Claire Rosenzweig Tells CBS2: Change Passwords, Research Protection Plans And Watch Out For Phishing Emails

NEW YORK (CBSNewYork) — The retail world is still reeling following the news of the massive data breach that impacted high-end retailers.

According to a report by independent cyber security firm Gemini Advisory, at least 5 million credit and debit cards may have been compromised at Lord & Taylor, Saks Fifth Avenue and Saks Off Fifth stores all across the country. However, New York and New Jersey stores seem to be the most affected.

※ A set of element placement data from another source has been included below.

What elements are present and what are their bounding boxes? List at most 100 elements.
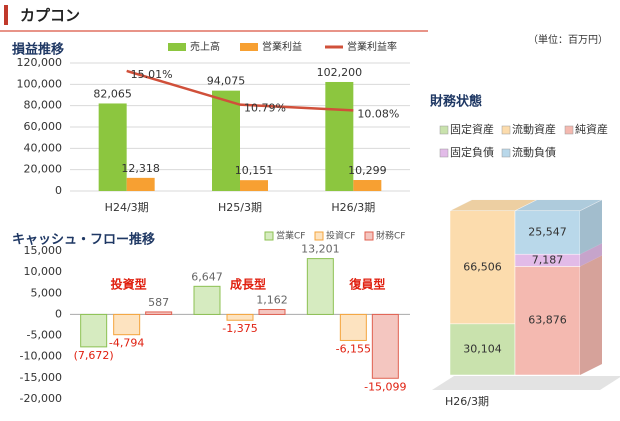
value-label: 82,065 bbox=[93, 87, 132, 100]
y-tick-label: 20,000 bbox=[24, 163, 63, 176]
value-label: 12,318 bbox=[121, 162, 160, 175]
legend-swatch bbox=[564, 125, 574, 135]
y-tick-label: 60,000 bbox=[24, 120, 63, 133]
value-label: 10.08% bbox=[357, 107, 399, 120]
legend-swatch bbox=[439, 125, 449, 135]
bar bbox=[126, 177, 155, 191]
bar bbox=[449, 323, 516, 376]
bar bbox=[240, 180, 268, 191]
y-tick-label: -15,000 bbox=[20, 371, 62, 384]
value-label: 102,200 bbox=[317, 66, 363, 79]
legend-label: 売上高 bbox=[190, 40, 220, 53]
legend-label: 営業CF bbox=[276, 230, 305, 242]
value-label: 63,876 bbox=[528, 314, 567, 327]
x-tick-label: H26/3期 bbox=[331, 201, 375, 214]
value-label: 10,299 bbox=[348, 164, 387, 177]
bar-top-shade bbox=[450, 199, 537, 211]
x-tick-label: H26/3期 bbox=[445, 395, 489, 408]
header-title: カプコン bbox=[20, 7, 80, 25]
value-label: 15.01% bbox=[131, 68, 173, 81]
value-label: 10,151 bbox=[235, 164, 274, 177]
value-label: 13,201 bbox=[301, 243, 340, 256]
bar-top-shade bbox=[515, 199, 602, 211]
bar bbox=[353, 180, 382, 191]
value-label: 7,187 bbox=[532, 253, 564, 266]
bar-side-shade bbox=[580, 255, 602, 375]
legend-label: 固定負債 bbox=[450, 145, 494, 159]
bar bbox=[371, 313, 399, 379]
bar bbox=[306, 258, 334, 315]
value-label: 1,162 bbox=[256, 294, 288, 307]
floor bbox=[432, 376, 620, 390]
y-tick-label: 5,000 bbox=[31, 286, 63, 299]
y-tick-label: 15,000 bbox=[24, 244, 63, 257]
y-tick-label: 80,000 bbox=[24, 99, 63, 112]
legend-swatch bbox=[314, 231, 324, 241]
legend-label: 純資産 bbox=[575, 123, 608, 136]
y-tick-label: 40,000 bbox=[24, 141, 63, 154]
bar-side bbox=[580, 243, 602, 267]
bar bbox=[98, 103, 127, 191]
annotation: 投資型 bbox=[111, 277, 147, 292]
bar bbox=[339, 313, 367, 341]
legend-swatch bbox=[264, 231, 274, 241]
bar bbox=[145, 311, 173, 315]
bar bbox=[212, 90, 240, 191]
y-tick-label: -20,000 bbox=[20, 392, 62, 405]
bar-side-shade bbox=[580, 199, 602, 255]
x-tick-label: H25/3期 bbox=[218, 201, 262, 214]
value-label: 587 bbox=[148, 296, 169, 309]
value-label: -15,099 bbox=[364, 380, 406, 393]
y-tick-label: 100,000 bbox=[17, 77, 63, 90]
value-label: 25,547 bbox=[528, 225, 567, 238]
y-tick-label: 120,000 bbox=[17, 56, 63, 69]
bar bbox=[258, 309, 286, 315]
bar bbox=[325, 81, 354, 191]
value-label: 10.79% bbox=[244, 102, 286, 115]
header-marker bbox=[4, 5, 8, 25]
bar bbox=[80, 313, 108, 348]
value-label: (7,672) bbox=[74, 349, 114, 362]
y-tick-label: 10,000 bbox=[24, 265, 63, 278]
bar-side bbox=[580, 199, 602, 255]
bar bbox=[226, 313, 254, 321]
bar bbox=[449, 210, 516, 325]
legend-label: 営業利益率 bbox=[347, 40, 397, 53]
value-label: -4,794 bbox=[109, 337, 144, 350]
legend-label: 営業利益 bbox=[262, 40, 302, 53]
value-label: 66,506 bbox=[463, 260, 502, 273]
value-label: -1,375 bbox=[222, 322, 257, 335]
bar bbox=[514, 266, 581, 376]
bar-side bbox=[580, 255, 602, 375]
y-tick-label: -5,000 bbox=[27, 329, 62, 342]
value-label: 94,075 bbox=[207, 75, 246, 88]
legend-swatch bbox=[501, 125, 511, 135]
legend-swatch bbox=[364, 231, 374, 241]
y-tick-label: 0 bbox=[55, 184, 62, 197]
y-tick-label: -10,000 bbox=[20, 350, 62, 363]
legend-label: 投資CF bbox=[326, 230, 355, 242]
y-tick-label: 0 bbox=[55, 307, 62, 320]
bar bbox=[193, 285, 221, 315]
legend-swatch bbox=[501, 148, 511, 158]
chart-title: キャッシュ・フロー推移 bbox=[12, 232, 155, 248]
annotation: 復員型 bbox=[348, 277, 385, 292]
legend-swatch bbox=[439, 148, 449, 158]
line bbox=[126, 69, 354, 112]
bar bbox=[514, 210, 581, 255]
bar-side-shade bbox=[580, 243, 602, 267]
legend-label: 財務CF bbox=[376, 230, 405, 242]
legend-label: 固定資産 bbox=[450, 122, 494, 136]
legend-swatch bbox=[168, 43, 186, 51]
value-label: -6,155 bbox=[336, 342, 371, 355]
legend-label: 流動資産 bbox=[512, 122, 556, 136]
x-tick-label: H24/3期 bbox=[105, 201, 149, 214]
unit-label: （単位：百万円） bbox=[528, 33, 608, 46]
legend-label: 流動負債 bbox=[512, 145, 556, 159]
chart-title: 損益推移 bbox=[12, 42, 64, 58]
legend-swatch bbox=[240, 43, 258, 51]
chart-title: 財務状態 bbox=[429, 94, 482, 110]
value-label: 6,647 bbox=[191, 270, 223, 283]
bar-top bbox=[514, 199, 603, 212]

Hudson’s Bay Co., which owns all three stores, has set up information on their websites for consumers. As of Wednesday, impacted customers will be able to call 1-855-270-9187 Monday-Friday 9 a.m.-9 p.m. ET for more information.

Many shoppers, whether they were impacted by the breach or not, are obviously concerned.

MORE: Read Gemini Advisory’s Report On The Breach

CBS2’s Rozner has learned the data breach may have been prompted by a phishing email. Gemini Advisory claims hackers sent what’s called phishing emails to HBC employees, who track customer transactions, and then accessed point-of-sale systems.

“So once the consumer swipes their credit card and it goes onto that computer, then a hacker’s able to take the information from there,” Noah Birnbaum, Vice President of FITECH Consultants, explained.

CBS2 asked the company if it installed software to prevent phishing, but has not heard back. HBC did say it “identified the issue, took steps to contain it, and believe it no longer poses a risk to customers shopping at our stores.”

But some are wondering how a company with high-end consumers was able to go a year without knowing of the problem.

“Sometimes it can take a long time before you even realize you had a problem – months, even years sometimes,” said Vasant Dhar, who teaches data science at NYU. “With people with high spending activity, it just becomes so much harder. That might just pass through as just a legitimate activity.”

Dhad said companies need to start being proactive and treat customer data as first class.

“This is a CEO-level issue. It isn’t something that you slough off to your tech person and say, ‘hey, prevent these things from happening,’” he said. “Ultimately, it’s a CEO-level issue.”

So what can shoppers do in the meantime?

“Those credit cards and debit cards, change your passwords. Go to the credit monitoring organizations and see what they have, different levels of protection, anything from credit monitoring, credit alerts, credit freezing. See what’s right for you,” Claire Rosenzweig, the president of the Better Business Bureau of Metro New York, said.

“Watch out for phishing emails and phone calls that will try to get you to give up your personal information,” she added. “Never answer them. Go to the source. Find out if they were trying to get that information and give it only to them, and only after you have verified that they are the real thing.”

While there are services that can alert you to fraud, it’s incumbent upon you to check bank statements regularly.